December 15, 2024 - Third Sunday of Advent

Photo credit: Oksana_Schmidt/Gettyimages
Photo credit: Oksana_Schmidt/Gettyimages

(This material is adapted from Discipleship Ministries Advent Worship Series: “Presence”)

A Moment for Mission

“With joy you will draw water from the wells of salvation.” —Isaiah 12:3, NRSVUE

Isaiah 12:3 is a beautiful verse. The CEB translates it as “springs of salvation.” It is luscious imagery that invites us to consider how “salvation” harmonizes humans with the earthly elements around us. What does this imagery evoke for you regarding the experience of “joy”? When have you experienced that kind of “joy” in your life? Deep joy is more than momentary happiness; joy springs from within one’s inner resiliency, whereas happiness may be contingent upon external conditions. Like a wellspring, joy can be a rush of soothing, nourishing waters. We often spend more time on momentary happiness rather than looking into replenishing the deeper sources of our joy.

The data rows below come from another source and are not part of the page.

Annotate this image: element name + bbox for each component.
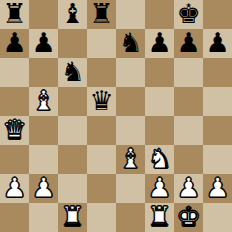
- square-a1[interactable]: [0, 203, 29, 232]
- white-pawn-a2[interactable]: ♟: [2, 174, 26, 202]
- white-pawn-g2[interactable]: ♟: [176, 174, 200, 202]
- square-b3[interactable]: [29, 145, 58, 174]
- square-f6[interactable]: [145, 58, 174, 87]
- square-a5[interactable]: [0, 87, 29, 116]
- white-rook-c1[interactable]: ♜: [60, 203, 84, 231]
- square-d7[interactable]: [87, 29, 116, 58]
- square-d5[interactable]: ♛: [87, 87, 116, 116]
- black-knight-e7[interactable]: ♞: [118, 29, 142, 57]
- square-c5[interactable]: [58, 87, 87, 116]
- black-pawn-g7[interactable]: ♟: [176, 29, 200, 57]
- square-b2[interactable]: ♟: [29, 174, 58, 203]
- white-pawn-f2[interactable]: ♟: [147, 174, 171, 202]
- white-knight-f3[interactable]: ♞: [147, 145, 171, 173]
- square-h6[interactable]: [203, 58, 232, 87]
- square-c2[interactable]: [58, 174, 87, 203]
- square-b4[interactable]: [29, 116, 58, 145]
- square-c7[interactable]: [58, 29, 87, 58]
- square-e3[interactable]: ♝: [116, 145, 145, 174]
- square-b8[interactable]: [29, 0, 58, 29]
- square-g7[interactable]: ♟: [174, 29, 203, 58]
- white-bishop-b5[interactable]: ♝: [31, 87, 55, 115]
- square-c6[interactable]: ♞: [58, 58, 87, 87]
- square-h7[interactable]: ♟: [203, 29, 232, 58]
- white-pawn-h2[interactable]: ♟: [205, 174, 229, 202]
- square-b5[interactable]: ♝: [29, 87, 58, 116]
- square-f5[interactable]: [145, 87, 174, 116]
- white-pawn-b2[interactable]: ♟: [31, 174, 55, 202]
- square-a2[interactable]: ♟: [0, 174, 29, 203]
- square-c8[interactable]: ♝: [58, 0, 87, 29]
- square-d4[interactable]: [87, 116, 116, 145]
- square-a4[interactable]: ♛: [0, 116, 29, 145]
- square-e2[interactable]: [116, 174, 145, 203]
- square-c1[interactable]: ♜: [58, 203, 87, 232]
- square-h3[interactable]: [203, 145, 232, 174]
- white-king-g1[interactable]: ♚: [176, 203, 200, 231]
- square-b1[interactable]: [29, 203, 58, 232]
- black-queen-d5[interactable]: ♛: [89, 87, 113, 115]
- square-f7[interactable]: ♟: [145, 29, 174, 58]
- white-queen-a4[interactable]: ♛: [2, 116, 26, 144]
- square-f4[interactable]: [145, 116, 174, 145]
- square-f1[interactable]: ♜: [145, 203, 174, 232]
- square-g6[interactable]: [174, 58, 203, 87]
- square-a6[interactable]: [0, 58, 29, 87]
- square-e1[interactable]: [116, 203, 145, 232]
- square-e6[interactable]: [116, 58, 145, 87]
- black-bishop-c8[interactable]: ♝: [60, 0, 84, 28]
- square-a8[interactable]: ♜: [0, 0, 29, 29]
- square-c3[interactable]: [58, 145, 87, 174]
- chess-board: ♜♝♜♚♟♟♞♟♟♟♞♝♛♛♝♞♟♟♟♟♟♜♜♚: [0, 0, 232, 232]
- black-pawn-f7[interactable]: ♟: [147, 29, 171, 57]
- white-rook-f1[interactable]: ♜: [147, 203, 171, 231]
- black-king-g8[interactable]: ♚: [176, 0, 200, 28]
- black-rook-a8[interactable]: ♜: [2, 0, 26, 28]
- square-g3[interactable]: [174, 145, 203, 174]
- square-e4[interactable]: [116, 116, 145, 145]
- square-a3[interactable]: [0, 145, 29, 174]
- square-f3[interactable]: ♞: [145, 145, 174, 174]
- square-b7[interactable]: ♟: [29, 29, 58, 58]
- square-g2[interactable]: ♟: [174, 174, 203, 203]
- black-pawn-b7[interactable]: ♟: [31, 29, 55, 57]
- square-g8[interactable]: ♚: [174, 0, 203, 29]
- black-knight-c6[interactable]: ♞: [60, 58, 84, 86]
- black-rook-d8[interactable]: ♜: [89, 0, 113, 28]
- square-g5[interactable]: [174, 87, 203, 116]
- square-d3[interactable]: [87, 145, 116, 174]
- square-f8[interactable]: [145, 0, 174, 29]
- square-h2[interactable]: ♟: [203, 174, 232, 203]
- square-e5[interactable]: [116, 87, 145, 116]
- square-b6[interactable]: [29, 58, 58, 87]
- black-pawn-a7[interactable]: ♟: [2, 29, 26, 57]
- square-h4[interactable]: [203, 116, 232, 145]
- square-h8[interactable]: [203, 0, 232, 29]
- square-g1[interactable]: ♚: [174, 203, 203, 232]
- square-e7[interactable]: ♞: [116, 29, 145, 58]
- square-h5[interactable]: [203, 87, 232, 116]
- square-g4[interactable]: [174, 116, 203, 145]
- black-pawn-h7[interactable]: ♟: [205, 29, 229, 57]
- square-d6[interactable]: [87, 58, 116, 87]
- square-a7[interactable]: ♟: [0, 29, 29, 58]
- square-h1[interactable]: [203, 203, 232, 232]
- square-d2[interactable]: [87, 174, 116, 203]
- square-d8[interactable]: ♜: [87, 0, 116, 29]
- square-f2[interactable]: ♟: [145, 174, 174, 203]
- square-c4[interactable]: [58, 116, 87, 145]
- white-bishop-e3[interactable]: ♝: [118, 145, 142, 173]
- square-e8[interactable]: [116, 0, 145, 29]
- square-d1[interactable]: [87, 203, 116, 232]
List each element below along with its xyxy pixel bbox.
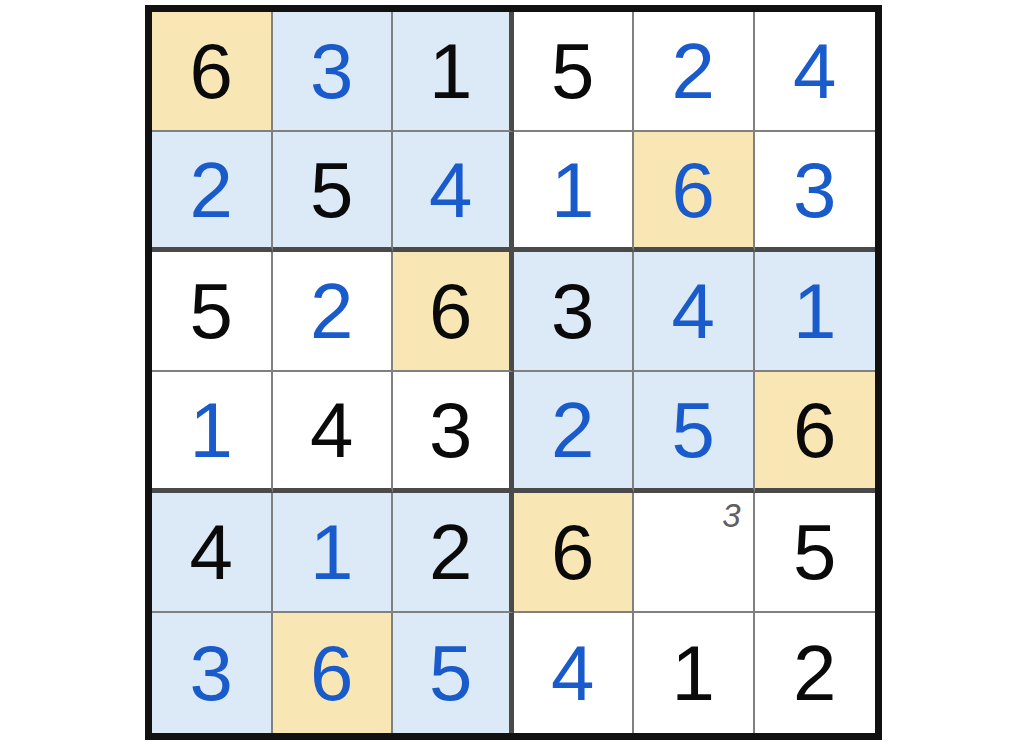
pencil-mark: 3	[722, 499, 740, 532]
cell-r3-c5[interactable]: 4	[634, 252, 755, 372]
cell-r6-c6[interactable]: 2	[755, 613, 876, 733]
page: 631524254163526341143256412635365412	[0, 0, 1024, 753]
cell-r2-c3[interactable]: 4	[393, 132, 514, 252]
cell-r4-c1[interactable]: 1	[152, 372, 273, 492]
cell-r1-c2[interactable]: 3	[273, 12, 394, 132]
cell-r1-c3[interactable]: 1	[393, 12, 514, 132]
cell-r6-c3[interactable]: 5	[393, 613, 514, 733]
cell-r6-c2[interactable]: 6	[273, 613, 394, 733]
cell-r5-c3[interactable]: 2	[393, 493, 514, 613]
cell-r5-c2[interactable]: 1	[273, 493, 394, 613]
cell-r6-c1[interactable]: 3	[152, 613, 273, 733]
cell-r2-c5[interactable]: 6	[634, 132, 755, 252]
sudoku-board: 631524254163526341143256412635365412	[145, 5, 882, 740]
cell-r4-c3[interactable]: 3	[393, 372, 514, 492]
cell-r2-c4[interactable]: 1	[514, 132, 635, 252]
cell-r2-c1[interactable]: 2	[152, 132, 273, 252]
cell-r4-c6[interactable]: 6	[755, 372, 876, 492]
cell-r4-c5[interactable]: 5	[634, 372, 755, 492]
cell-r3-c4[interactable]: 3	[514, 252, 635, 372]
cell-r5-c4[interactable]: 6	[514, 493, 635, 613]
cell-r1-c1[interactable]: 6	[152, 12, 273, 132]
cell-r1-c5[interactable]: 2	[634, 12, 755, 132]
cell-r4-c4[interactable]: 2	[514, 372, 635, 492]
cell-r6-c5[interactable]: 1	[634, 613, 755, 733]
cell-r3-c3[interactable]: 6	[393, 252, 514, 372]
cell-r1-c6[interactable]: 4	[755, 12, 876, 132]
cell-r5-c5[interactable]: 3	[634, 493, 755, 613]
cell-r2-c2[interactable]: 5	[273, 132, 394, 252]
cell-r3-c1[interactable]: 5	[152, 252, 273, 372]
cell-r3-c6[interactable]: 1	[755, 252, 876, 372]
cell-r4-c2[interactable]: 4	[273, 372, 394, 492]
cell-r2-c6[interactable]: 3	[755, 132, 876, 252]
cell-r6-c4[interactable]: 4	[514, 613, 635, 733]
cell-r5-c1[interactable]: 4	[152, 493, 273, 613]
cell-r5-c6[interactable]: 5	[755, 493, 876, 613]
cell-r1-c4[interactable]: 5	[514, 12, 635, 132]
cell-r3-c2[interactable]: 2	[273, 252, 394, 372]
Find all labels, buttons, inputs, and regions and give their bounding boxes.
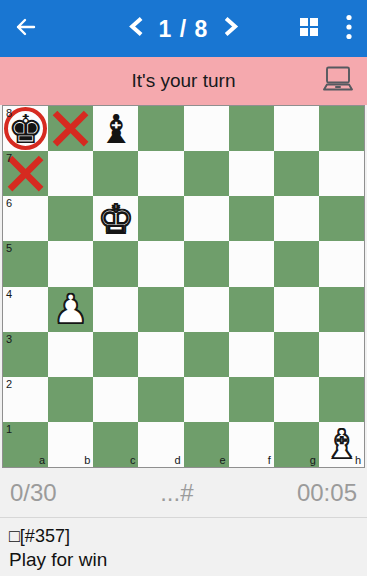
piece-black-bishop[interactable]: ♝ bbox=[98, 109, 134, 149]
square-f5[interactable] bbox=[229, 241, 274, 286]
timer: 00:05 bbox=[297, 479, 357, 507]
turn-banner-text: It's your turn bbox=[132, 70, 236, 92]
rank-label-3: 3 bbox=[6, 334, 12, 345]
square-f4[interactable] bbox=[229, 287, 274, 332]
app-bar-actions bbox=[299, 14, 367, 44]
rank-label-7: 7 bbox=[6, 153, 12, 164]
square-f3[interactable] bbox=[229, 332, 274, 377]
square-d8[interactable] bbox=[138, 106, 183, 151]
square-d5[interactable] bbox=[138, 241, 183, 286]
chevron-left-icon bbox=[127, 16, 144, 42]
square-e5[interactable] bbox=[184, 241, 229, 286]
puzzle-pager: 1 / 8 bbox=[127, 15, 241, 42]
status-bar: 0/30 ...# 00:05 bbox=[0, 468, 367, 518]
piece-black-king[interactable]: ♚ bbox=[8, 109, 44, 149]
square-c2[interactable] bbox=[93, 377, 138, 422]
app-bar: 1 / 8 bbox=[0, 0, 367, 57]
square-d6[interactable] bbox=[138, 196, 183, 241]
grid-icon bbox=[299, 17, 319, 41]
square-e6[interactable] bbox=[184, 196, 229, 241]
square-c6[interactable]: ♚ bbox=[93, 196, 138, 241]
square-h7[interactable] bbox=[319, 151, 364, 196]
square-d3[interactable] bbox=[138, 332, 183, 377]
square-h1[interactable]: h♝ bbox=[319, 422, 364, 467]
square-f8[interactable] bbox=[229, 106, 274, 151]
square-b8[interactable] bbox=[48, 106, 93, 151]
file-label-b: b bbox=[84, 455, 90, 466]
board-area: 8♚♝76♚54♟321abcdefgh♝ bbox=[0, 105, 367, 468]
puzzle-goal-text: Play for win bbox=[9, 548, 358, 572]
square-b1[interactable]: b bbox=[48, 422, 93, 467]
square-a2[interactable]: 2 bbox=[3, 377, 48, 422]
overflow-menu-button[interactable] bbox=[346, 14, 352, 44]
square-e8[interactable] bbox=[184, 106, 229, 151]
square-g2[interactable] bbox=[274, 377, 319, 422]
mate-goal: ...# bbox=[160, 479, 193, 507]
file-label-c: c bbox=[130, 455, 136, 466]
square-c7[interactable] bbox=[93, 151, 138, 196]
square-e1[interactable]: e bbox=[184, 422, 229, 467]
square-f1[interactable]: f bbox=[229, 422, 274, 467]
puzzle-number: □[#357] bbox=[9, 525, 358, 548]
puzzle-counter: 1 / 8 bbox=[159, 15, 209, 42]
rank-label-4: 4 bbox=[6, 289, 12, 300]
square-b6[interactable] bbox=[48, 196, 93, 241]
square-h6[interactable] bbox=[319, 196, 364, 241]
file-label-e: e bbox=[220, 455, 226, 466]
puzzle-list-button[interactable] bbox=[299, 17, 319, 41]
square-g6[interactable] bbox=[274, 196, 319, 241]
engine-button[interactable] bbox=[322, 66, 354, 97]
red-cross-annotation bbox=[48, 106, 93, 151]
square-h4[interactable] bbox=[319, 287, 364, 332]
file-label-h: h bbox=[355, 455, 361, 466]
square-g8[interactable] bbox=[274, 106, 319, 151]
square-f7[interactable] bbox=[229, 151, 274, 196]
turn-banner: It's your turn bbox=[0, 57, 367, 105]
square-d7[interactable] bbox=[138, 151, 183, 196]
laptop-icon bbox=[322, 66, 354, 97]
square-a8[interactable]: 8♚ bbox=[3, 106, 48, 151]
square-b2[interactable] bbox=[48, 377, 93, 422]
square-c1[interactable]: c bbox=[93, 422, 138, 467]
rank-label-1: 1 bbox=[6, 424, 12, 435]
rank-label-2: 2 bbox=[6, 379, 12, 390]
file-label-d: d bbox=[174, 455, 180, 466]
square-e7[interactable] bbox=[184, 151, 229, 196]
square-d4[interactable] bbox=[138, 287, 183, 332]
square-a5[interactable]: 5 bbox=[3, 241, 48, 286]
square-g7[interactable] bbox=[274, 151, 319, 196]
piece-white-king[interactable]: ♚ bbox=[98, 199, 134, 239]
square-g4[interactable] bbox=[274, 287, 319, 332]
square-f2[interactable] bbox=[229, 377, 274, 422]
chess-app-window: 1 / 8 bbox=[0, 0, 367, 576]
square-h8[interactable] bbox=[319, 106, 364, 151]
arrow-left-icon bbox=[13, 15, 37, 43]
square-a6[interactable]: 6 bbox=[3, 196, 48, 241]
square-d1[interactable]: d bbox=[138, 422, 183, 467]
rank-label-8: 8 bbox=[6, 108, 12, 119]
square-c4[interactable] bbox=[93, 287, 138, 332]
square-b4[interactable]: ♟ bbox=[48, 287, 93, 332]
square-g5[interactable] bbox=[274, 241, 319, 286]
square-a1[interactable]: 1a bbox=[3, 422, 48, 467]
puzzle-caption: □[#357] Play for win bbox=[0, 518, 367, 572]
file-label-a: a bbox=[39, 455, 45, 466]
square-a4[interactable]: 4 bbox=[3, 287, 48, 332]
square-h3[interactable] bbox=[319, 332, 364, 377]
rank-label-5: 5 bbox=[6, 243, 12, 254]
square-c8[interactable]: ♝ bbox=[93, 106, 138, 151]
square-b7[interactable] bbox=[48, 151, 93, 196]
file-label-f: f bbox=[268, 455, 271, 466]
square-e3[interactable] bbox=[184, 332, 229, 377]
kebab-menu-icon bbox=[346, 14, 352, 44]
piece-white-pawn[interactable]: ♟ bbox=[53, 289, 89, 329]
square-e4[interactable] bbox=[184, 287, 229, 332]
square-c5[interactable] bbox=[93, 241, 138, 286]
square-e2[interactable] bbox=[184, 377, 229, 422]
rank-label-6: 6 bbox=[6, 198, 12, 209]
square-d2[interactable] bbox=[138, 377, 183, 422]
square-b3[interactable] bbox=[48, 332, 93, 377]
square-b5[interactable] bbox=[48, 241, 93, 286]
square-f6[interactable] bbox=[229, 196, 274, 241]
square-h2[interactable] bbox=[319, 377, 364, 422]
square-h5[interactable] bbox=[319, 241, 364, 286]
back-button[interactable] bbox=[13, 15, 37, 43]
chess-board: 8♚♝76♚54♟321abcdefgh♝ bbox=[2, 105, 365, 468]
square-g3[interactable] bbox=[274, 332, 319, 377]
square-c3[interactable] bbox=[93, 332, 138, 377]
prev-puzzle-button[interactable] bbox=[127, 16, 144, 42]
next-puzzle-button[interactable] bbox=[223, 16, 240, 42]
score-counter: 0/30 bbox=[10, 479, 57, 507]
square-a3[interactable]: 3 bbox=[3, 332, 48, 377]
square-a7[interactable]: 7 bbox=[3, 151, 48, 196]
square-g1[interactable]: g bbox=[274, 422, 319, 467]
chevron-right-icon bbox=[223, 16, 240, 42]
file-label-g: g bbox=[310, 455, 316, 466]
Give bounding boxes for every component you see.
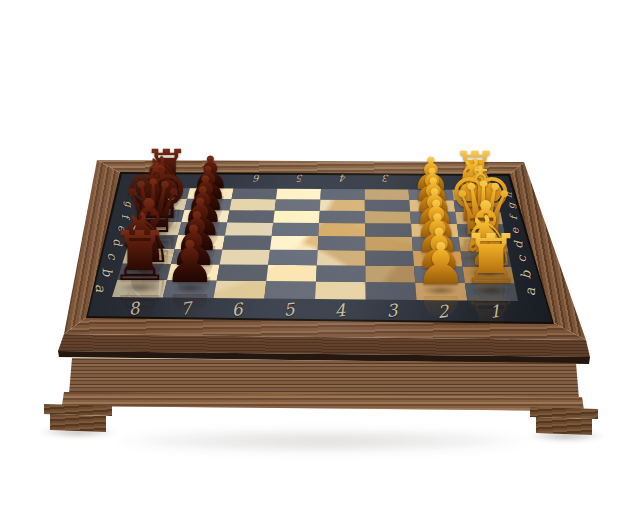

The third Sunday of Advent is also known as Gaudete Sunday in Western Christianity, designated by a pink candle in the Advent wreath. Marie Kondo became an international cultural icon with her “KonMari Method” of tidying and her trademark advice, “Choose what sparks joy!

What does “joy” mean for you? For example, good health, family and friends, inner confidence and peace, gratitude for all that we have, anything that helps us to look forward to the future.

In what aspects of your personal and professional lives is “joy” a key criterion for determining what you will choose to hang on to or let go? [e.g., in committed relationships, in professional interactions, in where we choose to live and work]

Children’s Message

Luke 3:15-16 is about a man named John the Baptist. John baptized people who were sorry for their sins, or mistakes. John told the people to turn away from those sins and to be baptized.

Everyone was waiting for the coming Messiah. They were expecting something to happen. People were wondering in their hearts if John might be the one whom God had sent. John came before Jesus and prepared people for him. He knew Jesus was the Savior of the world and told everyone they needed to follow Jesus. He had been telling people for a long time that Jesus was coming and when he did arrive, he would baptize them with the power of the Holy Spirit.

And do you know that when Jesus did arrive, he asked John to baptize him? Did Jesus baptize John instead? John felt unworthy, but he did what Jesus asked. After Jesus was baptized, the voice of God said, “This is the son that I love. I am pleased with him. I love him.”

(Hold up a heart-shaped cookie cutter.) You may think that a heart-shaped cookie might be better for a holiday other than Christmas, but just as John the Baptist encouraged those being baptized to live a life of love, we who have experienced God’s love can also display God’s love toward others.

Prayer

We light the Advent candle of joy as a sign of our commitment to be present to ourselves, our friends, our families and our neighbors that in sharing our vulnerable lives we might share in the glorious joy of God’s salvation together.

Offertory Prayer: Discipleship Ministries

God of Advent joy, we bring our offerings with hearts open to your transformative call. In this season of anticipation, may our gifts help mend what is broken and share the promise of redemption. Empower us to live fully present, giving generously and acting justly. Let these offerings be seeds of hope and joy that will draw us closer to your kin-dom. Bless our giving, that it may reflect your love and bring light to our world. In Jesus’s name, we pray. Amen. (Luke 3:7-18)

Newsletter Nugget

“With joy you will draw water from the wells of salvation.” —Isaiah 12:3, NRSVUE

Isaiah’s song is designed to move from the individual to the corporate; from the one who with joy draws water from the wells of salvation to being the one who tells the whole world, invites the whole world to join in praise for the one who comes. Joy is contagious. Joy is meant to be shared. To fully experience joy, there needs to be a relationship, a community, a world that can be called to share in the glory of joy. It is a call to be present.

Advent is not a secret that we can keep to ourselves. It is an announcement that we, together, live in a way that issues an invitation, a call, a new way of living in the world, a new way of being. And it begins with being present to and with one another.

Advent invites each of us into a new way of living in a world to which the kin-dom of God has come and is yet coming. Receive the gift of togetherness, for it is only in being truly present with God and one another that we live as followers of the coming Messiah.